At the same time, I’m sleeping more than six hours a night and my work day has been cut down to literally 9 hours (including an hour lunch break) instead of 12 hours (including drive/bus time). Physically, this is good for me. I’m not pain free. But I am less fatigued by the pain. I could lay down and go back to sleep right this minute, but it would be from depression, not pain. Physically good. I have to remember to be grateful for that. Psychologically challenging. I have to remember to be mindful of that.
Last week I was at a conference for medical education, and one of the main topics was the opioid crisis. I admit I never really understood what the crisis was. Doctors over-prescribing is what I thought. Or inappropriately prescribing. For example, there is very little evidence that opioids help people with chronic pain; actually no evidence and to the contrary, chronic pain is a contraindication to prescribing an opioid. However, I know there are people with chronic pain out there desperate to try anything. Obviously addiction is the big thing. The real crisis, however, is that doctors are prescribing without a plan for getting their patients off opioids. That’s when you hear about people getting drugs illegally or switching to heroin. That’s when you hear about people losing their lives in every way possible. So a prescription without a plan. That’s the crisis. Yes, doctors have to prescribe responsibly, but they also have to have training in understanding and recognizing addiction, about implicit bias for prescribing, and what conditions will actually benefit from a prescription.

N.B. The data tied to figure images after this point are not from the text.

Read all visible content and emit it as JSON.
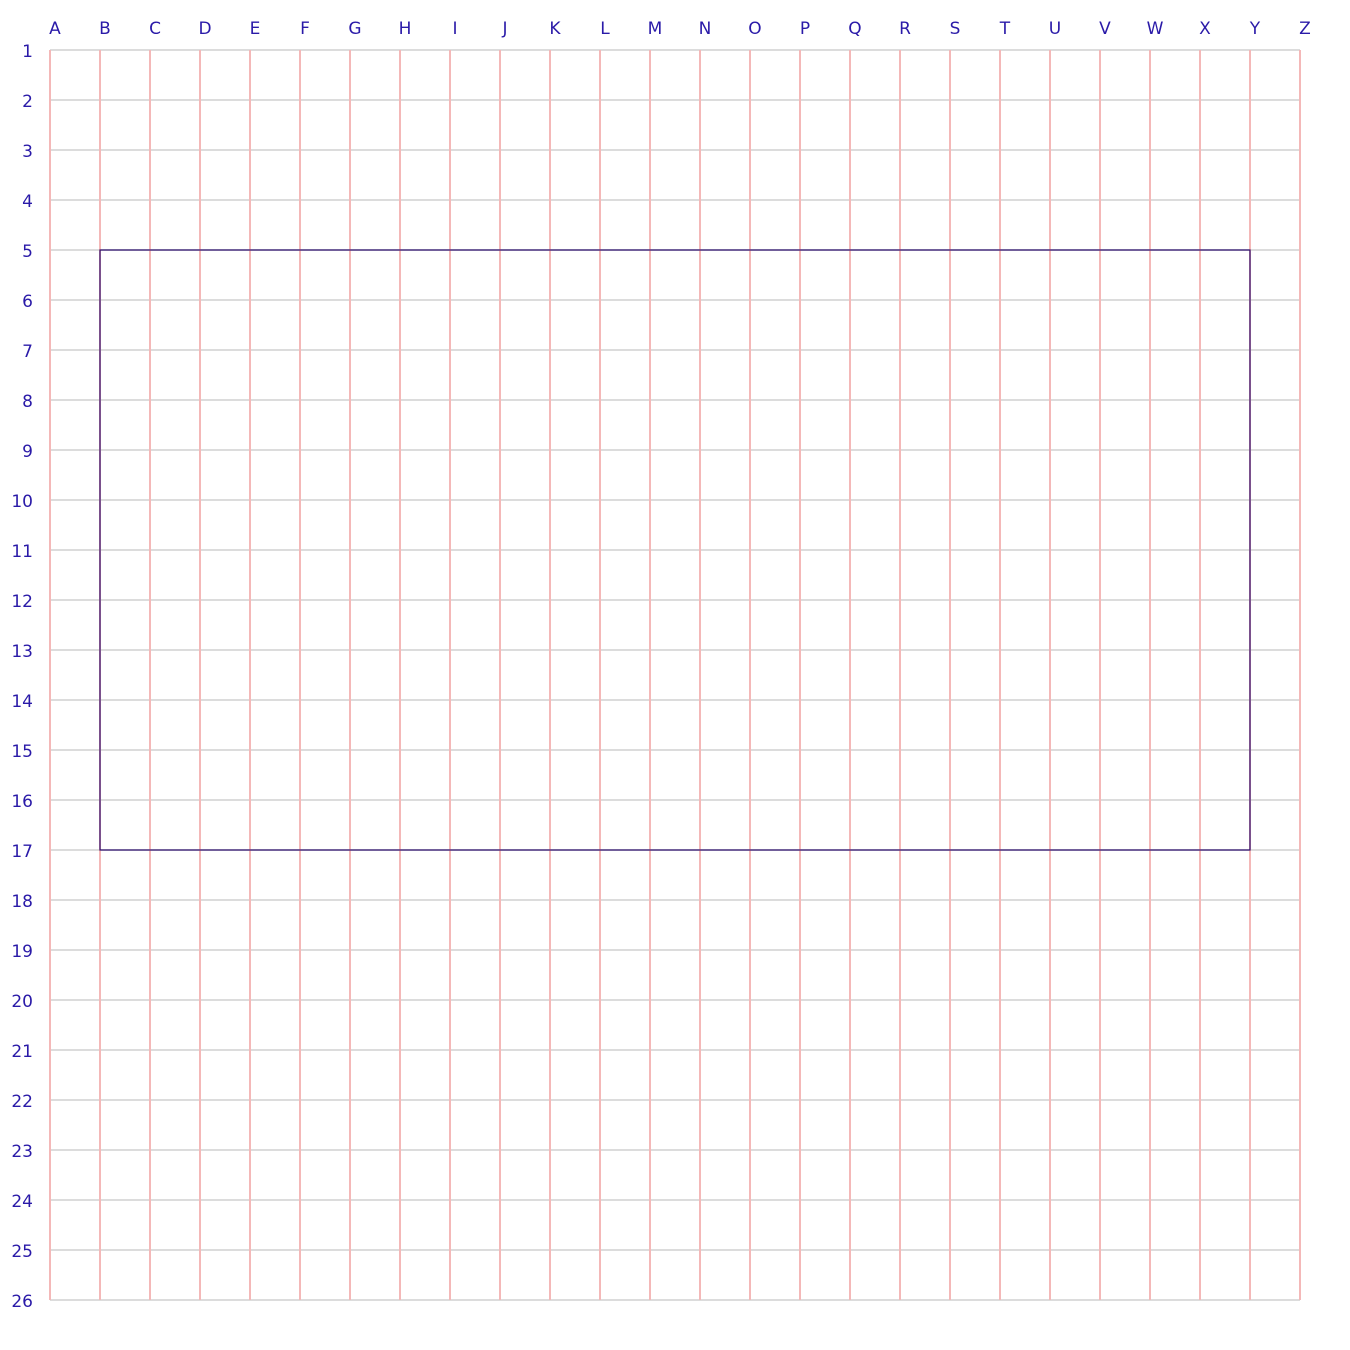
{
  "grid": {
    "column_labels": [
      "A",
      "B",
      "C",
      "D",
      "E",
      "F",
      "G",
      "H",
      "I",
      "J",
      "K",
      "L",
      "M",
      "N",
      "O",
      "P",
      "Q",
      "R",
      "S",
      "T",
      "U",
      "V",
      "W",
      "X",
      "Y",
      "Z"
    ],
    "row_labels": [
      "1",
      "2",
      "3",
      "4",
      "5",
      "6",
      "7",
      "8",
      "9",
      "10",
      "11",
      "12",
      "13",
      "14",
      "15",
      "16",
      "17",
      "18",
      "19",
      "20",
      "21",
      "22",
      "23",
      "24",
      "25",
      "26"
    ],
    "vertical_line_color": "#f4b8b8",
    "horizontal_line_color": "#dcdcdc",
    "label_color": "#2a1aa8"
  },
  "rectangle": {
    "from_cell": [
      "B",
      "5"
    ],
    "to_cell": [
      "Y",
      "17"
    ],
    "stroke_color": "#2a0a6e"
  }
}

As a chronic pain patient, I’ve rejected pain medications. The side effects far outweigh any benefit I’ve had. I’ve come to terms with the knowledge that there isn’t a magic pill. Not everyone gets to that point, however. Furthermore, there are times that an opioid prescription is appropriate. My only advice is if you decide to take an opioid for even a short term condition, such as breaking a leg, ask your doctor directly what his or her plan is for taking you off opioids. They can’t be withdrawn without a plan, and if your doctor has no plan, don’t accept the prescription. As bad as chronic pain is, withdrawal from an opioid is worse. Being addicted to an opioid (which isn’t even helping your pain) is worse. You can still function with chronic pain. You can’t if you’re addicted.
The crisis is the lack of education for medical providers to take their patients off opioids. That’s the crisis. Prescriptions, yes, addiction, yes. But the real crisis is the lack of education, the lack of plans.